Some background on iCloud Photos: Three Good Reasons for Using iCloud Photos Library and when not to use it - Apple Community
You cannot do that as long as they are both connected to the same iCloud Photo Library, since its main purpose is to keep the content of all connected devices the same.
léonie wrote: … letting the library shrink by optimize storage down to 20% will be o.k. , but going down to 10% will start to get annoying. So, for example, if your you can afford 20GB for an optimized Photos Library on your iPad, don't let your iCloud Photos Library grow larger than 100 GB. in iCloud. Your device with the least storage will be the bottleneck.
I think that the 20% thing is a good number. I don't "Optimize" on my iPad, since it has plenty of storage, but I do on my iPhone. But, because I never edit or print pictures from my iPhone, then I'm not bothered by my Photos Library being even as little 5% of my iCloud Library, which it is, apparenlty. If I do go into edit mode on my phone for some reason, I then every time have to wait for a download from iCloud. But as long as I don't edit, I can rapidly scan through pictures and they look great on the screen, even zooming in. I'm not sure how much it matter that my iPhone is only 40% full, with over 80GB free.
I'm not recommending anything; I'm just offering a data point, here…

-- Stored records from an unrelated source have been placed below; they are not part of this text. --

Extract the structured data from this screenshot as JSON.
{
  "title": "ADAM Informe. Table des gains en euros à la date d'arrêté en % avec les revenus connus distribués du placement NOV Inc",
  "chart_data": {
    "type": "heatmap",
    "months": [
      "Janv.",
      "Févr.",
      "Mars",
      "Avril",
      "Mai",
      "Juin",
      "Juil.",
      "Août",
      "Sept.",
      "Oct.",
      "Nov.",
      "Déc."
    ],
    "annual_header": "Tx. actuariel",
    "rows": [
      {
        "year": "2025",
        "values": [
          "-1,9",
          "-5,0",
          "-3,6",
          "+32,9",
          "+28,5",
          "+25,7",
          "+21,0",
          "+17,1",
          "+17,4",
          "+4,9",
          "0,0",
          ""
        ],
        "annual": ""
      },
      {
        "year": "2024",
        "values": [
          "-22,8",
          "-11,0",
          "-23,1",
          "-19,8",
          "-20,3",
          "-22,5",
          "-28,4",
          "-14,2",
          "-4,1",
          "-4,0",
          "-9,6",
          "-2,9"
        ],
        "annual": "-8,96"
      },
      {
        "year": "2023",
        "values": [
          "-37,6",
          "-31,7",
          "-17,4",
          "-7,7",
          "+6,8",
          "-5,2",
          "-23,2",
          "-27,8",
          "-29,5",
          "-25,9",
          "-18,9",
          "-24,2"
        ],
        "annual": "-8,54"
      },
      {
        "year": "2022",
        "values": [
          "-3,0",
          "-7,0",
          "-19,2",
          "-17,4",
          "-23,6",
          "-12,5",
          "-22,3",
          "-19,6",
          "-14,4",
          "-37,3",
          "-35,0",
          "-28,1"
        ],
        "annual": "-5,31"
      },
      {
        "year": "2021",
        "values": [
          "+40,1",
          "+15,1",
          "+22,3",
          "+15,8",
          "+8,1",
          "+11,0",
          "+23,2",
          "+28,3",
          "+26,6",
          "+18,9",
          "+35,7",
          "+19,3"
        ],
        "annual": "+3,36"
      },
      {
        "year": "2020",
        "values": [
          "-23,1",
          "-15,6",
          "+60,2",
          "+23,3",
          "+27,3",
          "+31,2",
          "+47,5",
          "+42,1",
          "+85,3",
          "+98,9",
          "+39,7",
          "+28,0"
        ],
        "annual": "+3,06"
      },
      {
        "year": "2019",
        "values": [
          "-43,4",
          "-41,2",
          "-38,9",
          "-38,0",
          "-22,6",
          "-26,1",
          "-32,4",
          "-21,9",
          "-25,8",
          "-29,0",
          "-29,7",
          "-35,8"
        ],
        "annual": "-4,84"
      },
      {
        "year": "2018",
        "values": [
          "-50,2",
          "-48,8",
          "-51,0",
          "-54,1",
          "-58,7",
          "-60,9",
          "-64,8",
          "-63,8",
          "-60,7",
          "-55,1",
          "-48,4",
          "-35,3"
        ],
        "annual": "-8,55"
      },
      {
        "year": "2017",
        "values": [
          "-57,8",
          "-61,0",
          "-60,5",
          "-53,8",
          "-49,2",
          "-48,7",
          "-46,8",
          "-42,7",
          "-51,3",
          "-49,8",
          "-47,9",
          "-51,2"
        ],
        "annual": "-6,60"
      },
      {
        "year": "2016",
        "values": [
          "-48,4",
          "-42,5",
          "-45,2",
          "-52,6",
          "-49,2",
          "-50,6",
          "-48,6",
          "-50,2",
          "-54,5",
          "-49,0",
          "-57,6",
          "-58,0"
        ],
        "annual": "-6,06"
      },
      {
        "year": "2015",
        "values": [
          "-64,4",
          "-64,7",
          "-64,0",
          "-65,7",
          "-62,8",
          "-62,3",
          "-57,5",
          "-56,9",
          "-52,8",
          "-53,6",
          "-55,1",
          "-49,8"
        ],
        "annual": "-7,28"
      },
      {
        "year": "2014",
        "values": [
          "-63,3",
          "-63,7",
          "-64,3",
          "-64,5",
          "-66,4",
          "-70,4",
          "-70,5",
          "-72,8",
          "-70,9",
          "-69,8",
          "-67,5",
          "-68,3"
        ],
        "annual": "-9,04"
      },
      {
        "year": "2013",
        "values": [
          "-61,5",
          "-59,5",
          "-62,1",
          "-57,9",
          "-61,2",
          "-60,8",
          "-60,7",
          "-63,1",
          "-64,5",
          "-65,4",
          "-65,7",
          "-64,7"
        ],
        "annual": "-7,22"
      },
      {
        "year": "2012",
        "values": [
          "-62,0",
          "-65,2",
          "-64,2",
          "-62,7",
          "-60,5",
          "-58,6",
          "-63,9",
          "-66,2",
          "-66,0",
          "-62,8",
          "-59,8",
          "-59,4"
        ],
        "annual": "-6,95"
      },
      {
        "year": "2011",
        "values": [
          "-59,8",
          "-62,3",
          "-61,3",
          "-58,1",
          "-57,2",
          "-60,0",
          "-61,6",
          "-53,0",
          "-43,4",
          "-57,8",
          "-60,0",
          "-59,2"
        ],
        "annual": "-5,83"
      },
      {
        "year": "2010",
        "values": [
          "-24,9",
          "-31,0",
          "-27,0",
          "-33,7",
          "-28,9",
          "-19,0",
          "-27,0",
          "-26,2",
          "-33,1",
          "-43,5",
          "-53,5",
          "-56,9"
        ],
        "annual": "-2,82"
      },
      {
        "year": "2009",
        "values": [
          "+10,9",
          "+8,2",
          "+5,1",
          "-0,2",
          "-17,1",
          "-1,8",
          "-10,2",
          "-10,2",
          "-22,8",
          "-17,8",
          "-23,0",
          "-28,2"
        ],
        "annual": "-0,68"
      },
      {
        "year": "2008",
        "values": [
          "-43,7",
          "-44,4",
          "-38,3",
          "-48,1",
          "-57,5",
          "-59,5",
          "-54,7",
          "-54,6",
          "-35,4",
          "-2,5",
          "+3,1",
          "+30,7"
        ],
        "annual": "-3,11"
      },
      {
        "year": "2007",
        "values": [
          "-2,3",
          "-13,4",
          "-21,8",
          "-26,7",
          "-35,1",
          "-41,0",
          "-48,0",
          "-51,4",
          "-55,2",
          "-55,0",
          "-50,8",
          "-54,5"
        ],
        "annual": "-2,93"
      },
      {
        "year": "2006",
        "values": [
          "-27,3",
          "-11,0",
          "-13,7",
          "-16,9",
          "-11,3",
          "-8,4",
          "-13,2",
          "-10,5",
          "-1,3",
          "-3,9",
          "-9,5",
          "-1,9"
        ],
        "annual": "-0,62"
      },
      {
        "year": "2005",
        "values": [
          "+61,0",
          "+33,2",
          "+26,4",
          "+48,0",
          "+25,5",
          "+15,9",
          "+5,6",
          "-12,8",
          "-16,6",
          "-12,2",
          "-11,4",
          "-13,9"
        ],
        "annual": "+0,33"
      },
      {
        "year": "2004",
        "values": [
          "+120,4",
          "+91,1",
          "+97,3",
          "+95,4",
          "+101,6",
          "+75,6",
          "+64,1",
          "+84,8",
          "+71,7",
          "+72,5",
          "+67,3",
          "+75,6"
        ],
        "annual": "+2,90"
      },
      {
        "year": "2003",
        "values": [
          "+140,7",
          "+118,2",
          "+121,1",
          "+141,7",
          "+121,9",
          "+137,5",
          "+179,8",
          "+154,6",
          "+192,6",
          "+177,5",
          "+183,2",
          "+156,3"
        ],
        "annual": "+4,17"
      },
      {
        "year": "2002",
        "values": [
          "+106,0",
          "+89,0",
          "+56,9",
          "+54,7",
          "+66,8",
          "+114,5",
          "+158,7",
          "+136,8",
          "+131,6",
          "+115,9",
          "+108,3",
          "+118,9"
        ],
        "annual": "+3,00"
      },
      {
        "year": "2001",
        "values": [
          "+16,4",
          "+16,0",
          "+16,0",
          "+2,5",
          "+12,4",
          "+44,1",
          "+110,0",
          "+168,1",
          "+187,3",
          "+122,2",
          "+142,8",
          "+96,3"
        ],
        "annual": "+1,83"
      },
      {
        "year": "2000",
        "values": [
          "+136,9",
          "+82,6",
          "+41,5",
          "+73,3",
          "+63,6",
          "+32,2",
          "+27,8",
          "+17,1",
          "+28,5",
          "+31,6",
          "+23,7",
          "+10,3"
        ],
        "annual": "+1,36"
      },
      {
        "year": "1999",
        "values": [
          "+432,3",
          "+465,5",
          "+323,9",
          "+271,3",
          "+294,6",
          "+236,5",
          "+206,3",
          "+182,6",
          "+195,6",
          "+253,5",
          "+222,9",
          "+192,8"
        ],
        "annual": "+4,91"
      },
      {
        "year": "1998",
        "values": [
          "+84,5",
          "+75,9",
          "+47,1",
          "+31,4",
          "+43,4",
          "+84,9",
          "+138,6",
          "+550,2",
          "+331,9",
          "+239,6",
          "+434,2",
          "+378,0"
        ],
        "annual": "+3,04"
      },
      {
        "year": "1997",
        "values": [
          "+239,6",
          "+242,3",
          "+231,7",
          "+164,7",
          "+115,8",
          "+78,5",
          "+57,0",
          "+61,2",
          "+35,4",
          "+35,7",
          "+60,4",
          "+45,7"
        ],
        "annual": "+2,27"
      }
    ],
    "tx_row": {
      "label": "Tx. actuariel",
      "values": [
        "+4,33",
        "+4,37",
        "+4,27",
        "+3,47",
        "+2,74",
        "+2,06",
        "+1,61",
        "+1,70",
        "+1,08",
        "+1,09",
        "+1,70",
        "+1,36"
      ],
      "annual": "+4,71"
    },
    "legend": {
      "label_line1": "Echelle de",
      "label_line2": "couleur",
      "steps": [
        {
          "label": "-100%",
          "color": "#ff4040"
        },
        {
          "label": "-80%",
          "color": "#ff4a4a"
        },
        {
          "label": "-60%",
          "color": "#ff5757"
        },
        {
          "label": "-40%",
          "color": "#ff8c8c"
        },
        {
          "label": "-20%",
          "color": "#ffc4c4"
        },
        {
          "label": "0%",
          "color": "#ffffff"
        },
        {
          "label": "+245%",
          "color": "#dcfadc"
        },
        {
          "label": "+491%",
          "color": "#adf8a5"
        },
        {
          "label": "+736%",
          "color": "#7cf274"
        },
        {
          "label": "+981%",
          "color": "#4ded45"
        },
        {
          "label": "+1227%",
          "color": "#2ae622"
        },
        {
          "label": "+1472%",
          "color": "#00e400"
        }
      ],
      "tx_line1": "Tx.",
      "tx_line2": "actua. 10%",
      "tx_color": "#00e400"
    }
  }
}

That you for this added information, Richard, a good example. I think the percentage depends on the size of the individual original image and video files. If most of our media in the library are huge RAW files or videos, the optimized versions will be tiny compared to the original files in iCloud and we can easily get down to 5%. But if the originals are already small, perhaps just HEIC versions with 3MB instead of TIFFs of 80MB, the optimization will not be able to save as much storage as when we are using RAW formats.
I am archiving my RAW files on my Mac and are not keeping them in my iCloud Photos Library. In iCloud I am having mostly the HEIC versions of the edited versions.
léonie wrote: … I am archiving my RAW files on my Mac and are not keeping them in my iCloud Photos Library. In iCloud I am having mostly the HEIC versions of the edited versions.
I have few if any RAW files in the Photos Library-- I keep all the RAW files in Finder folders, eventually moved to external drives. Most are jpgs from my Nikon or jpg Lightroom exports from RAWs, and they have way more pixels that are required by the iPhone's screen. The average file size is about 8MB, apparently, with the videos being mostly less than a minute (though some are a few hundred MB.)
It's interesting that so much optimizing is done when I have 80GB free on the phone.